Kentucky

15 September 2015

Not all highpoints offer stunning views in government-protected parks. Despite much of the beauty Kentucky had to offer, the highpoint contributed little. As many bumper stickers and highway advertisements toted, “coal is a way of life” in eastern Kentucky. Black Mountain, so aptly titled, was owned by a coal-mining company. A radio tower resided beside the monument labelling the highest point. It was a nice plaque, perhaps too nice for a normal mountain. But for this one, just nice enough.

 

Cody and I spent most of our day on the road, windshield wipers dispelling rain as we trucked through Kentucky.

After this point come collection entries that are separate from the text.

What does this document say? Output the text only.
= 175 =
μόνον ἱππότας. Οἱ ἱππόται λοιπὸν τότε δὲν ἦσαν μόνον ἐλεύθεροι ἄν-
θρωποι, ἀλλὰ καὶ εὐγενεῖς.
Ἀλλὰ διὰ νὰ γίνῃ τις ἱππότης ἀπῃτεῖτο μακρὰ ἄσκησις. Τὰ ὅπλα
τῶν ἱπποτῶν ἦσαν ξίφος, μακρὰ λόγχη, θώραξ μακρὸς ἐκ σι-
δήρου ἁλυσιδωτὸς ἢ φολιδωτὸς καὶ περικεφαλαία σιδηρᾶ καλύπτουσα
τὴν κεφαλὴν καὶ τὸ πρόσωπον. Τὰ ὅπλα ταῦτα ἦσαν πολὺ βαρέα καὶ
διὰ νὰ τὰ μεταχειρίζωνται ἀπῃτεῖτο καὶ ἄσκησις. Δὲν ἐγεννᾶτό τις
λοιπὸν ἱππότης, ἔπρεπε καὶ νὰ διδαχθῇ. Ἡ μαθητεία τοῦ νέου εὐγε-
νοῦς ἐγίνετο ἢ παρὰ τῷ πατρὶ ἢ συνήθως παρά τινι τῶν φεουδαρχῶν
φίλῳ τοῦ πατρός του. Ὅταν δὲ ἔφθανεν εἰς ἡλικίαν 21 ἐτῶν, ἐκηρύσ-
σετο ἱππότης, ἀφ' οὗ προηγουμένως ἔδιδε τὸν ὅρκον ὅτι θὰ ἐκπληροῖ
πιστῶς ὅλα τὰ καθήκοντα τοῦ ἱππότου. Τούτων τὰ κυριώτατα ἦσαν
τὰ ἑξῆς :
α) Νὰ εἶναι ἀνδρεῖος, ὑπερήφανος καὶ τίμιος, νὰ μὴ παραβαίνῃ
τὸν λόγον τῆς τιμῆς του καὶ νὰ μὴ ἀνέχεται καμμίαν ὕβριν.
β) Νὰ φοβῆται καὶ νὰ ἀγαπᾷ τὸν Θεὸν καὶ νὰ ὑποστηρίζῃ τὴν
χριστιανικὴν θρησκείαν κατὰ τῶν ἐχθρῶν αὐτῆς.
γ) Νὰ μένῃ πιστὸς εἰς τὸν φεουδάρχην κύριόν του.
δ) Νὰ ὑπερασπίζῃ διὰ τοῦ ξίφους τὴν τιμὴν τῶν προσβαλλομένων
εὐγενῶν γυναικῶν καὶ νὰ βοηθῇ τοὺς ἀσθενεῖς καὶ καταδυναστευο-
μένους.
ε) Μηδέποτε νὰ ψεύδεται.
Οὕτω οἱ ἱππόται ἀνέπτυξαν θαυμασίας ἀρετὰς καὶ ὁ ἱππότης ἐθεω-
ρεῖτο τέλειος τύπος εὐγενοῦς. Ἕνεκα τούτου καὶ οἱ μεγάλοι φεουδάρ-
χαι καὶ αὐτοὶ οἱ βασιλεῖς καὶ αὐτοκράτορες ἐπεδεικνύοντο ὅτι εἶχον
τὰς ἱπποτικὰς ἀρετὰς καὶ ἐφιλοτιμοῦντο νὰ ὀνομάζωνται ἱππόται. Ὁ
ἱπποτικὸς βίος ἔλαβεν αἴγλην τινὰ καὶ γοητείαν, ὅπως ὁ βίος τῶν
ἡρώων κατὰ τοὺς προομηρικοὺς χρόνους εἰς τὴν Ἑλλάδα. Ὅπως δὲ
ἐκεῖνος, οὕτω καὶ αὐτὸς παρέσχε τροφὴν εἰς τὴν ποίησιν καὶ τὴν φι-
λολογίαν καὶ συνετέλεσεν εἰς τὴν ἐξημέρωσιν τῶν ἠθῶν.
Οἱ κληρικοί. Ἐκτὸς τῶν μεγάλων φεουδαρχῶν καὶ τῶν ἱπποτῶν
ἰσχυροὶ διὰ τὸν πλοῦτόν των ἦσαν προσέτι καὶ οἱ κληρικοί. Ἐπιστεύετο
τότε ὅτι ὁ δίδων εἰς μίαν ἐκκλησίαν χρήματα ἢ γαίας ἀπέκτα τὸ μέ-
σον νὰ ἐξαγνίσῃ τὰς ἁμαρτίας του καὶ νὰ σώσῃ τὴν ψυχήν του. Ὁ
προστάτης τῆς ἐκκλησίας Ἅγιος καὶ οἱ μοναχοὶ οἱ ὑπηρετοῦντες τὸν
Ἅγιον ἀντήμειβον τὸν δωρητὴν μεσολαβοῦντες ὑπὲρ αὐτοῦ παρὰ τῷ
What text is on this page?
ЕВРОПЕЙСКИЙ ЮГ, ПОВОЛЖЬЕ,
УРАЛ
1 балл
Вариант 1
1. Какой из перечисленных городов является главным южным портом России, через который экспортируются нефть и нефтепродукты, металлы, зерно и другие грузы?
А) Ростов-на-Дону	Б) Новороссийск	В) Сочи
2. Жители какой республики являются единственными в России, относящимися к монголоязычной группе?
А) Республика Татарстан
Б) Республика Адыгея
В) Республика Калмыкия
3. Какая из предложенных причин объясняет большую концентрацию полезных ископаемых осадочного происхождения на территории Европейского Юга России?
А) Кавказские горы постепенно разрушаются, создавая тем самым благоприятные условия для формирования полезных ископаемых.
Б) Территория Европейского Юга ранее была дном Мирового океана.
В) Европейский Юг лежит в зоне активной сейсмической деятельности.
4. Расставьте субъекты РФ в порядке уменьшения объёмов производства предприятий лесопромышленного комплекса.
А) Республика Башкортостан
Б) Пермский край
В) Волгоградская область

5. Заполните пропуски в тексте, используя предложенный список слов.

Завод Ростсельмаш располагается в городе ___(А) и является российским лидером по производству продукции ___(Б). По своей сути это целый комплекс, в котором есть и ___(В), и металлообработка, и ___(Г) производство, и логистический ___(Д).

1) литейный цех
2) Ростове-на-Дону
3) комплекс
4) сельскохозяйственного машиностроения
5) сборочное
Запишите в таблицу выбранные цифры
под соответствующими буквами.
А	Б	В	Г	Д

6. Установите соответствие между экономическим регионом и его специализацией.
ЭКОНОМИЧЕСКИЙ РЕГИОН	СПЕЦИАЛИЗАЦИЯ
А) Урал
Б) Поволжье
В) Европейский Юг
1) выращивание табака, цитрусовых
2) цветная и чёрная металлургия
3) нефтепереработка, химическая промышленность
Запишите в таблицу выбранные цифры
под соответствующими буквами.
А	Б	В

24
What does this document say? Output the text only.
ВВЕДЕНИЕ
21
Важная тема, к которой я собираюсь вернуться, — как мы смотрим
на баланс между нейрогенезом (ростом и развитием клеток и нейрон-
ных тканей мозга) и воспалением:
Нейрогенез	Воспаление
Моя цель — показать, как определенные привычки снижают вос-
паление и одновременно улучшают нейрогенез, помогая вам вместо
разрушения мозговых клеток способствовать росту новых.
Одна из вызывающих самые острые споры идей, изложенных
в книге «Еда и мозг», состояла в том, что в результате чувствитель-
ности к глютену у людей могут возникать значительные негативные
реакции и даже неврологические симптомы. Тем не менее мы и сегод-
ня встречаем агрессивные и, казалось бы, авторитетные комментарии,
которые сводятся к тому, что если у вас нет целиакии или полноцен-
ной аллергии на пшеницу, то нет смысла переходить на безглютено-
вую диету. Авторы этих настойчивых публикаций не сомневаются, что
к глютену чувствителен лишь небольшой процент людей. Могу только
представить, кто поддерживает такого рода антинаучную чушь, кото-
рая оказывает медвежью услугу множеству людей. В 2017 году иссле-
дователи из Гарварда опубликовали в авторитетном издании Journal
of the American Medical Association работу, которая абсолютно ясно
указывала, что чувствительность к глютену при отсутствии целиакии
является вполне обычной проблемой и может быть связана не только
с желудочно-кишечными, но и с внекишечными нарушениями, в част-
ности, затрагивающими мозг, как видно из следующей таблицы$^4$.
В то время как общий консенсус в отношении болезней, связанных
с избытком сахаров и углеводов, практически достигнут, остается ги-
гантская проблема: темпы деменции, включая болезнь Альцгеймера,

We saw much of the Appalachians, and the drive was a nice break after the three summits the previous day. As we approached the highpoint, we ascended the shoulder of Black Mountain and came to park on a narrow patch of gravel between the welcome signs of Kentucky and Virginia. There was cardinal painted on the Virginia sign that was peppered in bullet holes. A cliff was to our rear. A narrow dirt road lied ahead of us. The path led up and along the shoulder to what we assumed was the peak. After a good deal of time scrambling about in the rain, we eventually stumbled upon the radio tower. The rain shrouded whatever view was visible through the trees. We were chilled and tired, but we found the plaque. Between the accomplishment and the history, the trip was worthwhile.

 

Black Mountain. 4139 ft / 1262 m. 2 March 2014.